Roger Aronoff, the Executive Director of the Citizens Commission on National Security, recently hosted a discussion on his radio show podcast with his two guests, esteemed journalists Claudia Rosett and Melanie Phillips. Rosett is the author of What To Do About the U.N. and Phillips is the author of Guardian Angel: My Journey from Leftism to Sanity. In this wide-ranging double interview, the guests discussed with Aronoff the dilemma China’s Communist party faces in deciding how to quell demonstrations by millions of Hong Kong protestors, the Israeli election and Benjamin Netanyahu’s governing style, as well as Britain’s ongoing constitutional crisis.
Here are a few of the insights shared by Rosett and Phillips during the interview:
Claudia Rosett:
“And here’s where it’s the same [Tiananmen and Hong Kong]: it’s the same showdown of people living under the flag of the People’s Republic of China, who are saying we don’t want to be ruled by tyranny, we want a say in our own government. We want to choose our leaders, we want a system where our voices count—we want to be a free people, basically. It’s the same in that sense, and it’s the same in the sense that the response of the Communist party of China, which was in power thirty years ago, which is celebrating seventy years in power next Tuesday, has been in both cases, basically, to say no, you can’t have that.”

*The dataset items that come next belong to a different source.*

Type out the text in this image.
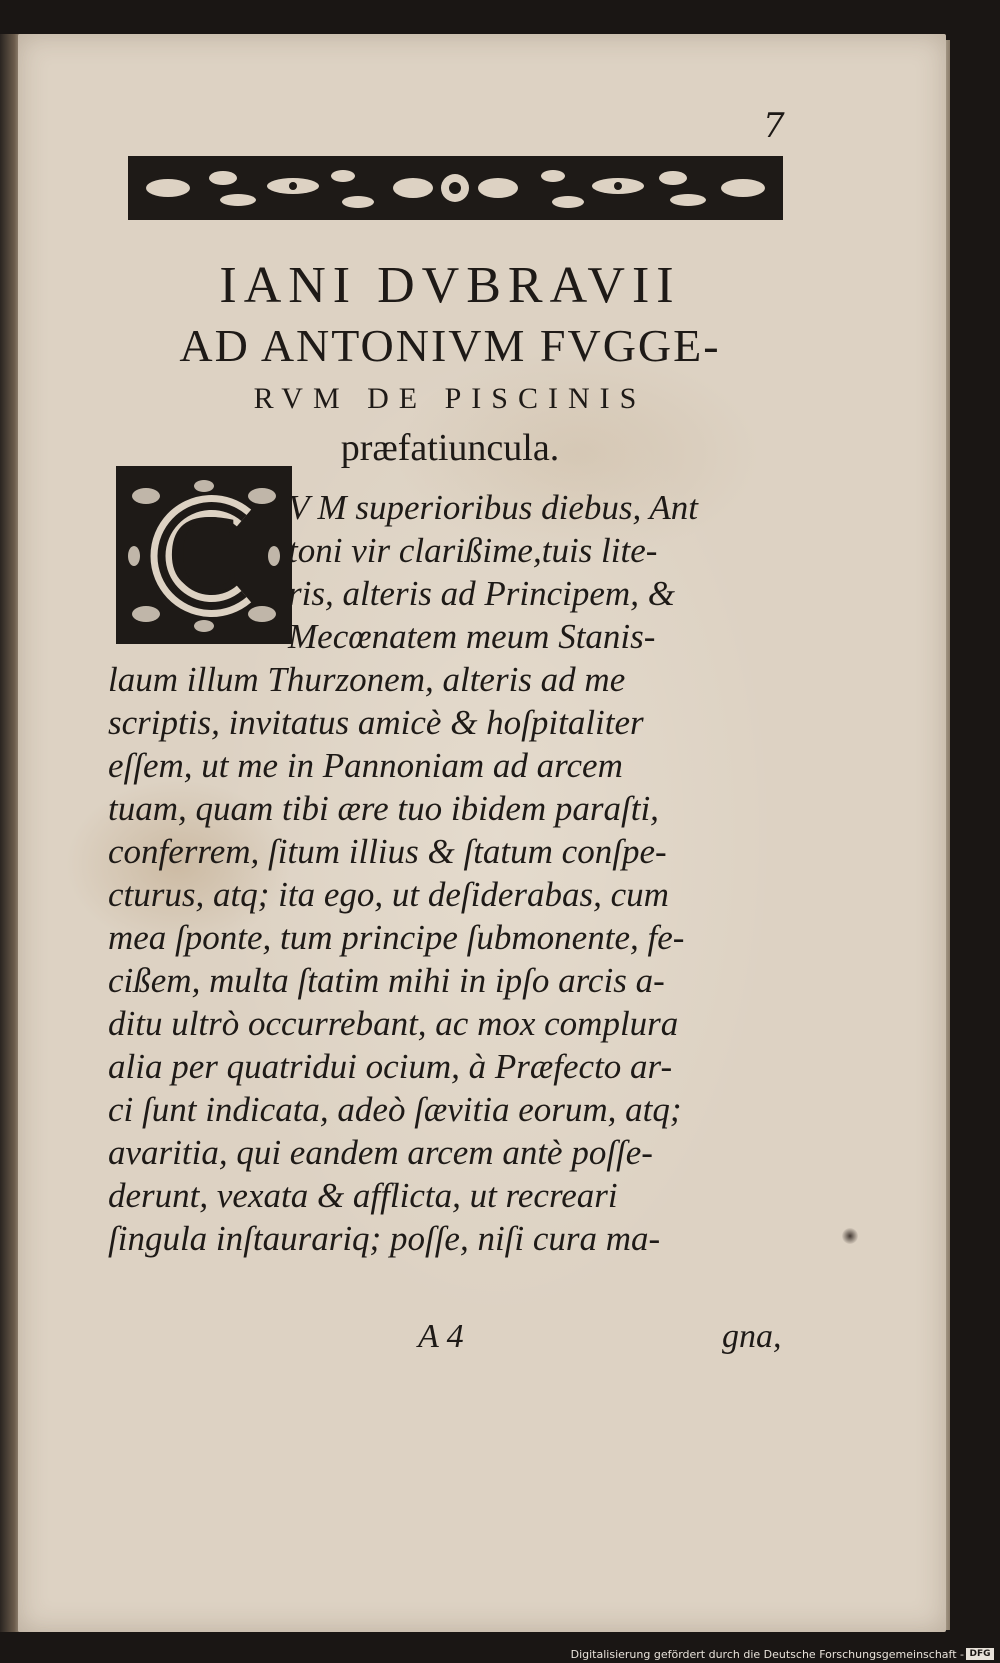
7
IANI DVBRAVII
AD ANTONIVM FVGGE-
RVM DE PISCINIS
præfatiuncula.
C V M superioribus diebus, Ant
toni vir clarißime,tuis lite-
ris, alteris ad Principem, &
Mecœnatem meum Stanis-
laum illum Thurzonem, alteris ad me
scriptis, invitatus amicè & hoſpitaliter
eſſem, ut me in Pannoniam ad arcem
tuam, quam tibi ære tuo ibidem paraſti,
conferrem, ſitum illius & ſtatum conſpe-
cturus, atq; ita ego, ut deſiderabas, cum
mea ſponte, tum principe ſubmonente, fe-
cißem, multa ſtatim mihi in ipſo arcis a-
ditu ultrò occurrebant, ac mox complura
alia per quatridui ocium, à Præfecto ar-
ci ſunt indicata, adeò ſævitia eorum, atq;
avaritia, qui eandem arcem antè poſſe-
derunt, vexata & afflicta, ut recreari
ſingula inſtaurariq; poſſe, niſi cura ma-
A 4	gna,
Digitalisierung gefördert durch die Deutsche Forschungsgemeinschaft - DFG
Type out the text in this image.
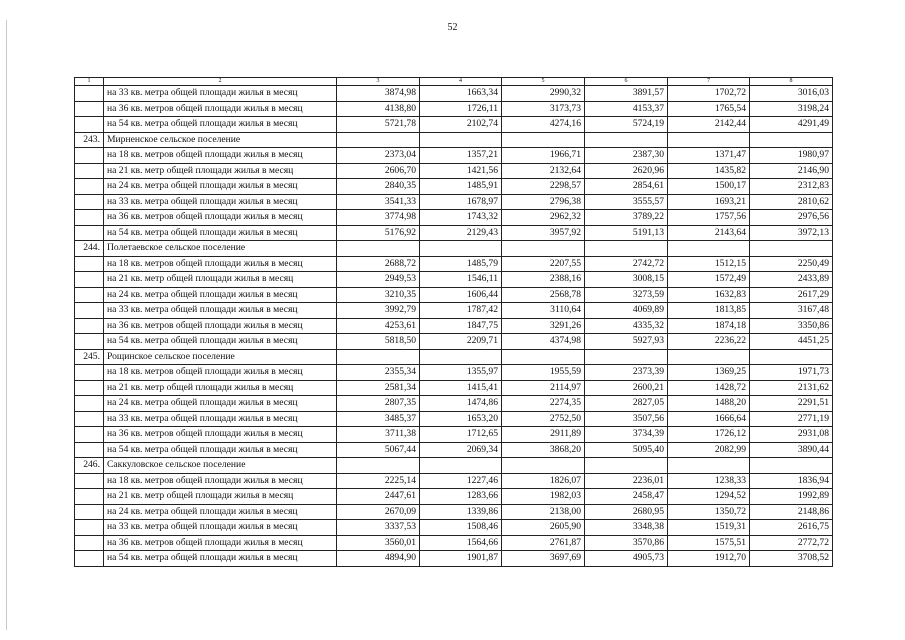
52
1	2	3	4	5	6	7	8
	на 33 кв. метра общей площади жилья в месяц	3874,98	1663,34	2990,32	3891,57	1702,72	3016,03
	на 36 кв. метров общей площади жилья в месяц	4138,80	1726,11	3173,73	4153,37	1765,54	3198,24
	на 54 кв. метра общей площади жилья в месяц	5721,78	2102,74	4274,16	5724,19	2142,44	4291,49
243.	Мирненское сельское поселение						
	на 18 кв. метров общей площади жилья в месяц	2373,04	1357,21	1966,71	2387,30	1371,47	1980,97
	на 21 кв. метр общей площади жилья в месяц	2606,70	1421,56	2132,64	2620,96	1435,82	2146,90
	на 24 кв. метра общей площади жилья в месяц	2840,35	1485,91	2298,57	2854,61	1500,17	2312,83
	на 33 кв. метра общей площади жилья в месяц	3541,33	1678,97	2796,38	3555,57	1693,21	2810,62
	на 36 кв. метров общей площади жилья в месяц	3774,98	1743,32	2962,32	3789,22	1757,56	2976,56
	на 54 кв. метра общей площади жилья в месяц	5176,92	2129,43	3957,92	5191,13	2143,64	3972,13
244.	Полетаевское сельское поселение						
	на 18 кв. метров общей площади жилья в месяц	2688,72	1485,79	2207,55	2742,72	1512,15	2250,49
	на 21 кв. метр общей площади жилья в месяц	2949,53	1546,11	2388,16	3008,15	1572,49	2433,89
	на 24 кв. метра общей площади жилья в месяц	3210,35	1606,44	2568,78	3273,59	1632,83	2617,29
	на 33 кв. метра общей площади жилья в месяц	3992,79	1787,42	3110,64	4069,89	1813,85	3167,48
	на 36 кв. метров общей площади жилья в месяц	4253,61	1847,75	3291,26	4335,32	1874,18	3350,86
	на 54 кв. метра общей площади жилья в месяц	5818,50	2209,71	4374,98	5927,93	2236,22	4451,25
245.	Рощинское сельское поселение						
	на 18 кв. метров общей площади жилья в месяц	2355,34	1355,97	1955,59	2373,39	1369,25	1971,73
	на 21 кв. метр общей площади жилья в месяц	2581,34	1415,41	2114,97	2600,21	1428,72	2131,62
	на 24 кв. метра общей площади жилья в месяц	2807,35	1474,86	2274,35	2827,05	1488,20	2291,51
	на 33 кв. метра общей площади жилья в месяц	3485,37	1653,20	2752,50	3507,56	1666,64	2771,19
	на 36 кв. метров общей площади жилья в месяц	3711,38	1712,65	2911,89	3734,39	1726,12	2931,08
	на 54 кв. метра общей площади жилья в месяц	5067,44	2069,34	3868,20	5095,40	2082,99	3890,44
246.	Саккуловское сельское поселение						
	на 18 кв. метров общей площади жилья в месяц	2225,14	1227,46	1826,07	2236,01	1238,33	1836,94
	на 21 кв. метр общей площади жилья в месяц	2447,61	1283,66	1982,03	2458,47	1294,52	1992,89
	на 24 кв. метра общей площади жилья в месяц	2670,09	1339,86	2138,00	2680,95	1350,72	2148,86
	на 33 кв. метра общей площади жилья в месяц	3337,53	1508,46	2605,90	3348,38	1519,31	2616,75
	на 36 кв. метров общей площади жилья в месяц	3560,01	1564,66	2761,87	3570,86	1575,51	2772,72
	на 54 кв. метра общей площади жилья в месяц	4894,90	1901,87	3697,69	4905,73	1912,70	3708,52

“And they came out despite the fears. China had just been threatening Hong Kong [that if] the demonstrations continued, if they carried on with what China regards as breaking the law, with fire and the abyss. I mean, literally in those terms. The spokesman for the office that handles Hong Kong … affairs in Beijing had threatened, ‘Those who play with fire will perish by it,’ that Hong Kong was, and so on.”
“This is the problem that Hong Kong poses for Beijing right now: people in China see that there are other ways to do things and it does look attractive. I don’t buy it that they love the system they have. If they loved it so much, there wouldn’t be all that security keeping an eye on them all the time, or the prisons for when they do things the government doesn’t want.”
Melanie Phillips:
“And then it’s his [Netanyahu’s] personal style: bombastic, arrogant. And there’s a feeling that his achievements are many, and few would disagree that in the field of foreign affairs he is second to none in his strategic grasp of the challenges facing Israel, the changing nature of the Arab world, the new opportunities around the world, and so on. But nevertheless, I think people feel, ‘enough,’ he’s been in power too long and it’s starting to show. And they want, you know—no one is infallible and he’s getting a kind of, a kind of Napoleonic image of somebody who is accruing more and more power to himself.”
“But if Brexit is stopped, if the British people perceive—as they are perceiving—that a remainer House of Commons has set itself against the people in order to thwart the fulfillment of the biggest popular vote ever, in the 2016 referendum to leave the European Union. Then when there is eventually a general election, which incidentally the [Members of Parliament] are preventing Boris Johnson from calling because they know that they are going to go down in flames. When there is a general election, the British public will almost certainly take its revenge on all these establishment politicians who stopped Brexit. So, it’s impossible to exaggerate the degree of chaos, the sense of crisis, the sense of despair, and the fury and emotion which is now, has become the substitute for government in Britain.”
“And the story in Guardian Angel is how I gradually realized that everything that I thought they [the UK Guardian] stood for was the opposite. In other words, I thought they all stood for truth against lies, victim against oppressor, justice against injustice, and so on. And, in fact, I came to realize they stood for almost in every area of public policy they actually stood for the opposite. And it was a long and slow realization, and that was because I regarded them as kind of my family, and it was like a terrible divorce.”